Followers of science fiction movies – or just Arnold Schwazeneggar fans – know that the dominant theme for devastation is when the humans give the machines control of the weapons of mass destruction. In the Terminator movies, it’s Skynet, which “saw all humans as a threat; not just the ones on the other side” and “decided our fate in a microsecond: extermination”.
In The Matrix, after the humans “blacken the sky” so the machines can’t get solar power, they turn to using humans as literal batteries. Whenever humanity gives artificial intelligence (AI) enough intelligence (or their hand on the big red launch button), the machines respond by obliterating us.
The sci-fi theory goes: having had a look at how homo sapiens treat each other and the planet, the logical conclusion is to eliminate the biggest threat to itself and the planet. For “the machines” read AI – or the worst fictional incarnation of AI as personified by the muscled-bound Schwazeneggar’s conveniently robotic acting.
Far from just being a reliable Hollywood blockbuster plot, these are very real fears now that we are at the inflexion point where AI could make those kinds of decisions.
AI company Anthropic has significant contracts with the Pentagon but had a major fallout with the US military which wanted to override its agreements on “our two narrow exceptions,” as CEO Dario Amodei calls them. Anthropic’s red lines are using AI for “mass domestic surveillance” and “fully autonomous weapons”. The Pentagon reportedly demanded that these be removed, but the well-respected Amodei held firm and refused.
The petulant response from the US Defence Department to classify Anthropic as a “supply-chain risk to national security” isn’t going to inspire much ethical behaviour in AI.
You don’t have to be a Pentagon analyst to see the problems in removing the few guardrails for a still-evolving technology. Given that just three years ago, people were happy to write off factual mistakes that ChatGPT made up as “hallucinations,” you can imagine an AI making up the missing justifications – or worse, making up the targets.
Could an AI killing system target a school instead of an army base? What happens if the ordinance from the army base strike also destroys a nearby school filled with children, which is one interpretation of such a school being devastated in Tehran this month?
That was a human-controlled strike, and it still resulted in hundreds of kids dying. The latest news was that the strike used outdated targeting information. If AI made the call to launch that missile – instead of a human – it would be even more of a disaster.
You see the ethical and moral quagmire that this becomes – bad enough as it is that an army base is near a school.
No wonder the dystopian vision of Terminator or The Matrix echoes so clearly with us. We’ve been exposed to the potential of AI autonomous-killing-machines because we’ve lived through centuries of human-killing machines. Humanity doesn’t need any help killing each other. We have only gotten more efficient at killing more and more people. Now us fallible humans, want to empower an already fallible AI system to take the decision to take a human life….
What could go wrong?
Anthropic employs the two guardrails that the Department of Defence wants removed for good reason. While Amodei says his firm supports AI for lawful foreign intelligence and counterintelligence missions, “using these systems for mass domestic surveillance is incompatible with democratic values.” He adds, quite rightly: “AI-driven mass surveillance presents serious, novel risks to our fundamental liberties”.

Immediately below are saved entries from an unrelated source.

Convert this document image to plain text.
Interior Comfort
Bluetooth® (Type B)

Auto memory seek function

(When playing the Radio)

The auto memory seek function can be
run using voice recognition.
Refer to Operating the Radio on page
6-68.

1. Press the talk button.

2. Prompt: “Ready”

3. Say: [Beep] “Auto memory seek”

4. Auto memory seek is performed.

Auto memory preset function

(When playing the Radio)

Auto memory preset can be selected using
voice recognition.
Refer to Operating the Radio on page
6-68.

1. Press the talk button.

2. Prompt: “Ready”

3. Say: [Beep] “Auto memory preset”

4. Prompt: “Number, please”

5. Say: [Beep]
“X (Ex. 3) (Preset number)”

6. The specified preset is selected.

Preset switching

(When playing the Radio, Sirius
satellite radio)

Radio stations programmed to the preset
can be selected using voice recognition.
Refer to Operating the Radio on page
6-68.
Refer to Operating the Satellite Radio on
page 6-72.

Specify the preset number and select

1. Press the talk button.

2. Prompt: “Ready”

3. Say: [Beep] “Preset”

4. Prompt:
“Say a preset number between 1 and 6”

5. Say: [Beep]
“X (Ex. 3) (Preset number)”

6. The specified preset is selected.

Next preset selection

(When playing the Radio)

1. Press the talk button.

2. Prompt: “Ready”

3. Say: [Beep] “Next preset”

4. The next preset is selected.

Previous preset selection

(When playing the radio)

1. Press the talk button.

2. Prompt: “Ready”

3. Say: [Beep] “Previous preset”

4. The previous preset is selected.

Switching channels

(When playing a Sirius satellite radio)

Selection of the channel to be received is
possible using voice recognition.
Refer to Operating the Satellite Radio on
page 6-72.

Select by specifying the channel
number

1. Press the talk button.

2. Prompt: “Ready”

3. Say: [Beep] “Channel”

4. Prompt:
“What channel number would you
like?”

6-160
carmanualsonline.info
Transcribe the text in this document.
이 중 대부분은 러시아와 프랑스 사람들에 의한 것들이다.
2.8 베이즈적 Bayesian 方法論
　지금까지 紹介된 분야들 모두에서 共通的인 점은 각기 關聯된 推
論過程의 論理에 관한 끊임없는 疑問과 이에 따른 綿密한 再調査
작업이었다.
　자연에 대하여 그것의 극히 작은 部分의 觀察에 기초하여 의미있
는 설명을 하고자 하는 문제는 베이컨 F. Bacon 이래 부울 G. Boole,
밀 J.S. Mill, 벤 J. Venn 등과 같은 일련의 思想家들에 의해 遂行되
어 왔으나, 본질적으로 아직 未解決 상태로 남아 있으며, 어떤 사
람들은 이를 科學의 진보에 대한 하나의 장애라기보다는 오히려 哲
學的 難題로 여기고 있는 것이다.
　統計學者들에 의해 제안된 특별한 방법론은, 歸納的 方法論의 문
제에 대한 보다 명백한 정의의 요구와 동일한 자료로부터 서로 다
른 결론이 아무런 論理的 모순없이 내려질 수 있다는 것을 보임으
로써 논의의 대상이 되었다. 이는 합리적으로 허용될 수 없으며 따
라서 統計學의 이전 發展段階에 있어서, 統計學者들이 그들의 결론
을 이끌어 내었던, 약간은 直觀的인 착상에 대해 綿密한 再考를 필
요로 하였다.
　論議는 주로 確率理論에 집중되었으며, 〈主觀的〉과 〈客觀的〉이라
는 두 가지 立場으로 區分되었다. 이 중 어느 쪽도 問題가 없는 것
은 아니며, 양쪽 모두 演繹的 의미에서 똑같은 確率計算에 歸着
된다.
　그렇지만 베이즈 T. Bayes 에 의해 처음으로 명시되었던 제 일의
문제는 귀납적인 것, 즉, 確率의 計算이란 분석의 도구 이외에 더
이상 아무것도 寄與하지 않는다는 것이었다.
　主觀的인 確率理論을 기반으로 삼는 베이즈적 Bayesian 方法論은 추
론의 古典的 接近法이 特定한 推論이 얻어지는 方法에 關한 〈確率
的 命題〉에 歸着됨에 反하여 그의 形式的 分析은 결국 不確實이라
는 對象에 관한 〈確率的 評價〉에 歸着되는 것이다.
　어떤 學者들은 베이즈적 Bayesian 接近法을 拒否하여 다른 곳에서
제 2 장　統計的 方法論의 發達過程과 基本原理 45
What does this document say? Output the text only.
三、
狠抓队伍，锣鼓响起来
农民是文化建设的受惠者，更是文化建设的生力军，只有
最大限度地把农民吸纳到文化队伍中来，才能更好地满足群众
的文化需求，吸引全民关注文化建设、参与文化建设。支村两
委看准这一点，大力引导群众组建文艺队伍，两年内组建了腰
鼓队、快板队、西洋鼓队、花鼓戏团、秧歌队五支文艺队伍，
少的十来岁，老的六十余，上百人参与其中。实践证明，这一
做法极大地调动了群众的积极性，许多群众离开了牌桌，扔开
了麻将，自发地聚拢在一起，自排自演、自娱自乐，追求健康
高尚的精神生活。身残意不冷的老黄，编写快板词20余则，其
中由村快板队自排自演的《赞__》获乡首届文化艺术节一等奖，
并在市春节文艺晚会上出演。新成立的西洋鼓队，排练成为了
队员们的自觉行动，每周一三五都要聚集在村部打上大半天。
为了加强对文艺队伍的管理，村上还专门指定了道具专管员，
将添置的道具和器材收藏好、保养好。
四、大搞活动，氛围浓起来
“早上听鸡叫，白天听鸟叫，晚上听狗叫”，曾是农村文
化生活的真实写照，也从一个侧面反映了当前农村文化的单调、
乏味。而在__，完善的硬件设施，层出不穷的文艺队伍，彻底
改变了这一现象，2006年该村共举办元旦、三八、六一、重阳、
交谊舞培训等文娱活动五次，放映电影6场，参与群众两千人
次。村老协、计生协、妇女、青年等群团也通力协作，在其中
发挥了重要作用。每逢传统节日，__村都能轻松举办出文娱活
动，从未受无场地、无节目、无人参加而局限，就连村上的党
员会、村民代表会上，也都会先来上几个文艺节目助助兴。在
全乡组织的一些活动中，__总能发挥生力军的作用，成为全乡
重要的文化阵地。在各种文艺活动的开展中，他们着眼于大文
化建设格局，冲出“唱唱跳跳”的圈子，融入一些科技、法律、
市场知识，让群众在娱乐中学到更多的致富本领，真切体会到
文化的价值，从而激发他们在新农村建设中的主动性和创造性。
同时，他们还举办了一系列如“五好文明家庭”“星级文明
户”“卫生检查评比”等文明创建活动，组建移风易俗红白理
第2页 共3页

Despite the use of partially autonomous weapons, like those used in Ukraine, being “vital to the defence of democracy”, he warns that “today frontier AI systems are simply not reliable enough to power fully autonomous weapons”.
These are really good points, one would think, given the lethality of today’s crop of deadly missiles and drones. They seem like totally necessary guardrails. They are so important that Anthropic held its line, but the Pentagon’s overzealous response makes you genuinely worry. This is the nightmare scenario we’ve been warned about for years.
Navigating these necessary ethical and legal concerns should not be as hard as trying to get through the Strait of Hormuz – which is now effectively shut, stopping over a quarter of all oil exports in the world. Isn’t it amazing how the adages of “position, position, position” and “he who holds the high ground, wins the battle” still apply in this digital age?
The surge in the oil price, and more importantly in liquified natural gas, has stunned the world economy. Suddenly, the massive amounts of power needed for mammoth datacentres to run the American AI firms’ operations seem like a frivolous use of now scarcer energy.
Imagine the sci-fi scenario where “the machines” achieved enough sentience to realise that AI’s rampant need for energy might be threatened by humanity’s own energy requirements. You don’t have to be a Hollywood screenwriter to envisage a movie where ChatGPT, Claude, and Gemini wiped out humans because of a fight over scarce resources….
The unfortunate reality is that the much-hyped, much-delayed moment has arrived where AI is being handed the keys to the guns. What could go wrong?